Quick package overview • treepplr

treepplr is an interface for using the TreePPL program. All functions start with tp_ to easily distinguish them from functions from other packages.

The three necessary parts for doing analysis with TreePPL are: model, data and inference machinery.

Model

You can choose a model in TreePPL language from our library or you can write your own model.

To list all available models in our library, use tp_model_library() to retrieve the models within the TreePPL github repository.

model_lib <- tp_model_library()

To use one of these models you just need it’s name in model_lib$model_name.

If you want to use your own custom model, you will need to write it in TreePPL language and pass it to an R object that contains either the full path to the .tppl file containing the model, or a string with the full model.

# import a model from file
model_path <- "path/to/my_model.tppl"

Data

TreePPL only reads a custom JSON format, so treepplr converts a variety of input data to this format and writes to file, which will then be used by TreePPL. Here are some examples:

# for models that only need a phylogenetic tree
phylo <- ape::read.tree(file = "path/to/your/file.tre")
data_path <- tp_data(data_input = phylo)

# or sequence data
fasta_file <- "path/to/your/file.fasta"
data_path <- tp_data(data_input = fasta_file)

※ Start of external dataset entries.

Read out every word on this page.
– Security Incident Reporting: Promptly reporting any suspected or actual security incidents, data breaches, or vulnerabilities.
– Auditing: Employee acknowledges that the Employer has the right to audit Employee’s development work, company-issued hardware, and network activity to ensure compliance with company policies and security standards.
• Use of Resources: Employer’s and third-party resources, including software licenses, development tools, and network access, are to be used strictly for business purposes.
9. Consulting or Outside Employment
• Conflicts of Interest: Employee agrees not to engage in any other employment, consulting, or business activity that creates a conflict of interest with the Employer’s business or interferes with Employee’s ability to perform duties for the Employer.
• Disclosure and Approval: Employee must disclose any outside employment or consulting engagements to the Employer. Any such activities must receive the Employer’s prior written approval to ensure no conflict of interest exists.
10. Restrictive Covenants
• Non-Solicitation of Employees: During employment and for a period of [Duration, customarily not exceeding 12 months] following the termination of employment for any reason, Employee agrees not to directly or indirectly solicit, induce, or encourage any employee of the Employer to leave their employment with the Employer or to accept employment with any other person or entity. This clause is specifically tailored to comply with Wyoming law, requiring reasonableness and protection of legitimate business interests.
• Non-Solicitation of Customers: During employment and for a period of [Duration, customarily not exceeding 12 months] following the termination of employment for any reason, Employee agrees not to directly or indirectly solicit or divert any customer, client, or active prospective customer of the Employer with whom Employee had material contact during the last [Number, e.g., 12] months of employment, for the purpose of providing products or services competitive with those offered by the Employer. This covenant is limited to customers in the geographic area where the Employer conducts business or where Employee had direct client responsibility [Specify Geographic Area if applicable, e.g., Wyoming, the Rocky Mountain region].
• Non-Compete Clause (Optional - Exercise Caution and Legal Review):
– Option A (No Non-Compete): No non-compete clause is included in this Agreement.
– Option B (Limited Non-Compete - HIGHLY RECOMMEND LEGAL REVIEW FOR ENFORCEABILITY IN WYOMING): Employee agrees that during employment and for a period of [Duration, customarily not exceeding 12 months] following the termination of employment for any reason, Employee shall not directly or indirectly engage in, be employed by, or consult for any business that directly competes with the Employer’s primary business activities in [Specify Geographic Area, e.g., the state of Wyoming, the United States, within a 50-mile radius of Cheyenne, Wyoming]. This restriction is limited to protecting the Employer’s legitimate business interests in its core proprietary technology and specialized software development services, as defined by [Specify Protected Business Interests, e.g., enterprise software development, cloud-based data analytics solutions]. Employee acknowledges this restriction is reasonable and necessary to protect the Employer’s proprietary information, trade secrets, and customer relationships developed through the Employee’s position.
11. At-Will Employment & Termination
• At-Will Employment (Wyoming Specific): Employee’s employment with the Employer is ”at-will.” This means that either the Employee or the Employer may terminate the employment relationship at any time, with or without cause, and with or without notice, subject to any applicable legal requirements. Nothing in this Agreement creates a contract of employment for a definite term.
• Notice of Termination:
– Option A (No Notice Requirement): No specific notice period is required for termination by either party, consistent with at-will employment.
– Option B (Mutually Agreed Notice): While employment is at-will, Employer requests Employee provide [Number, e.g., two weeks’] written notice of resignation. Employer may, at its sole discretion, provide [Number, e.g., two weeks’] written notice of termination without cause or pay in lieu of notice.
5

As for models, you can also use test datasets from the TreePPL library by passing the name of the model (we’ll come back to this later).

Inference method

TreePPL offers a variety of inference methods. Different methods work best for different models. See the model library for our recommendations of which inference methods to choose for each model.

Compilation

Once you have chosen the model and the inference method you want to use, you can compile your model to en executable that also contains the necessary machinery to run the chosen inference method.

# Using a model from the library and a Sequential Monte Carlo method
exe_path <- tp_compile(model = "crbd", method = "smc-apf", particles = 10000)

# Using a custom model and a Markov chain Monte Carlo method
exe_path <- tp_compile(model = model_path, method = "mcmc-lightweight",
                       iterations = 10000)

Running

Now you are ready to run your analysis. All you have to do is to pass your data to the compiled executable and choose how many independent runs you want to do.

output <- tp_run(compiled_model = exe_path, data = data_path, n_runs = 4)

Convergence

Then you can parse your output to produce a data frame and check for convergence.

# If using SMC
output_df_smc <- tp_parse_smc(output)

tp_smc_convergence(output_df_smc)

# If using MCMC
output_df_mcmc <- tp_parse_mcmc(output)

Post-processing

Different models produce different outputs and thus require different post-processing. See the model-specific tutorials for ways to process your TreePPL output.